De la Grande Mosquée on ne peut visiter que la cour et la galerie de colonnes et d'arcades en façade de la salle de prière. On peut apercevoir cette dernière par la porte laissée ouverte mais pas y entrer : elle est réservée... à la prière. Ce qui se conçoit. Je me souviens pourtant de ces pages de Samarcande, le roman d'Amin Maalouf, où l'on peut lire :

« Je me rends parfois dans les mosquées où l’ombre est propice au sommeil — Seul un homme en paix avec son Créateur peut trouver le sommeil dans un lieu de culte... »

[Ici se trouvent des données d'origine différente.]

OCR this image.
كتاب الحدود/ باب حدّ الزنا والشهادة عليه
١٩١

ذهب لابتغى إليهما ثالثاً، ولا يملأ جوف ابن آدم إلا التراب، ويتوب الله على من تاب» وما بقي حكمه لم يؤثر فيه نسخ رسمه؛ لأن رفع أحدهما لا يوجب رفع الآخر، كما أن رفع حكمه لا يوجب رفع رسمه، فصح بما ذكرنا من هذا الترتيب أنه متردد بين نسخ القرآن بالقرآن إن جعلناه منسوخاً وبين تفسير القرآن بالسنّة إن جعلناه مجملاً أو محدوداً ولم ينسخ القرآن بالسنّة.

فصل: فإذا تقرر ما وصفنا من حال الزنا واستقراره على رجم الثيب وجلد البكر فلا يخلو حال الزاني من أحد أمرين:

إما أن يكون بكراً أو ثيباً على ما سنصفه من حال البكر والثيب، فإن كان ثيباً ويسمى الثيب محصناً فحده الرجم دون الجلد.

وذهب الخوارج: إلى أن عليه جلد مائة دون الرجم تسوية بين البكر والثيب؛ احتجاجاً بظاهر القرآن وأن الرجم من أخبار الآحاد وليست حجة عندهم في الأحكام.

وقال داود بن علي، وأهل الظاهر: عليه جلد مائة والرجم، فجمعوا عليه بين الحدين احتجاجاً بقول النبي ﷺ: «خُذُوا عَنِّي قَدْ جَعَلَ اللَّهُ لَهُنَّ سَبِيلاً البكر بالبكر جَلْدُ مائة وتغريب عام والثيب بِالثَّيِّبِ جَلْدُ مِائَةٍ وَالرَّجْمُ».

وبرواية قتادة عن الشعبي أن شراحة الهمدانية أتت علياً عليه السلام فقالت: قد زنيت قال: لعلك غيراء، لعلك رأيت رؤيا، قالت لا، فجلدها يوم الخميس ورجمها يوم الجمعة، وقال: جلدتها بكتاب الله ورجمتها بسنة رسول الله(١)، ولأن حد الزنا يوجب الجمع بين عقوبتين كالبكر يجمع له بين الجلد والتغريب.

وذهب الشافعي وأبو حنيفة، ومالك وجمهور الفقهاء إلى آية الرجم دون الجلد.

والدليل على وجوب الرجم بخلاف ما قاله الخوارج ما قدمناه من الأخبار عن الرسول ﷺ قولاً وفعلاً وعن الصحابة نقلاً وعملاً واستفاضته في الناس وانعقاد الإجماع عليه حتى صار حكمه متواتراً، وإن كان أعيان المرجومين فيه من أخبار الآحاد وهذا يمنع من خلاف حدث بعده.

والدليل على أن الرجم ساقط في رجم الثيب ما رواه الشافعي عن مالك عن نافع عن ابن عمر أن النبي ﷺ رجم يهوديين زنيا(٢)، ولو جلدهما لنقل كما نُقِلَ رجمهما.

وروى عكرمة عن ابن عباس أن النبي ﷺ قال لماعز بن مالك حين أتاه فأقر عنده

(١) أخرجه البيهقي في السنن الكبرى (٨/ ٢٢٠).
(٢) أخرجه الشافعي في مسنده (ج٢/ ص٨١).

Notre guide nous fit ensuite parcourir la médina, déguster quelques makrouts et visiter le mausolée Sidi Abid el Ghariani avant de nous laisser à l'entrée du souk.

À 80km au sud-est de Kairouan se trouve la ville de El-Jem (قصر الجم), aux portes du Sahel, célèbre pour son Colisée (le plus récent Colisée romain et le deuxième par la taille après celui de Rome). Ici comme à la Grande Mosquée il n'y avait pas grand monde. C'est pourtant l'un des monuments romains les plus célèbres de Tunisie. Nous y avons flâné une bonne heure, admirant au passage la vue sur la ville, avant de reprendre l'autoroute vers le Nord pour rejoindre Hammamet et notre hôtel.

Dernier point notable de cette journée, et pas des plus agréables à aborder : amis tunisiens, comment pouvez-vous souiller vos belles villes et vos belles campagnes de tant d'immondices ? J'ai bien conscience que la propreté des rues est un souci de riche, mais tous ces détritus qui jonchent vos bords de routes vous sont-ils à ce point indifférents ? Seules les zones touristiques littorales sont nettoyées, alors que vous avez tant de richesses à exposer au monde.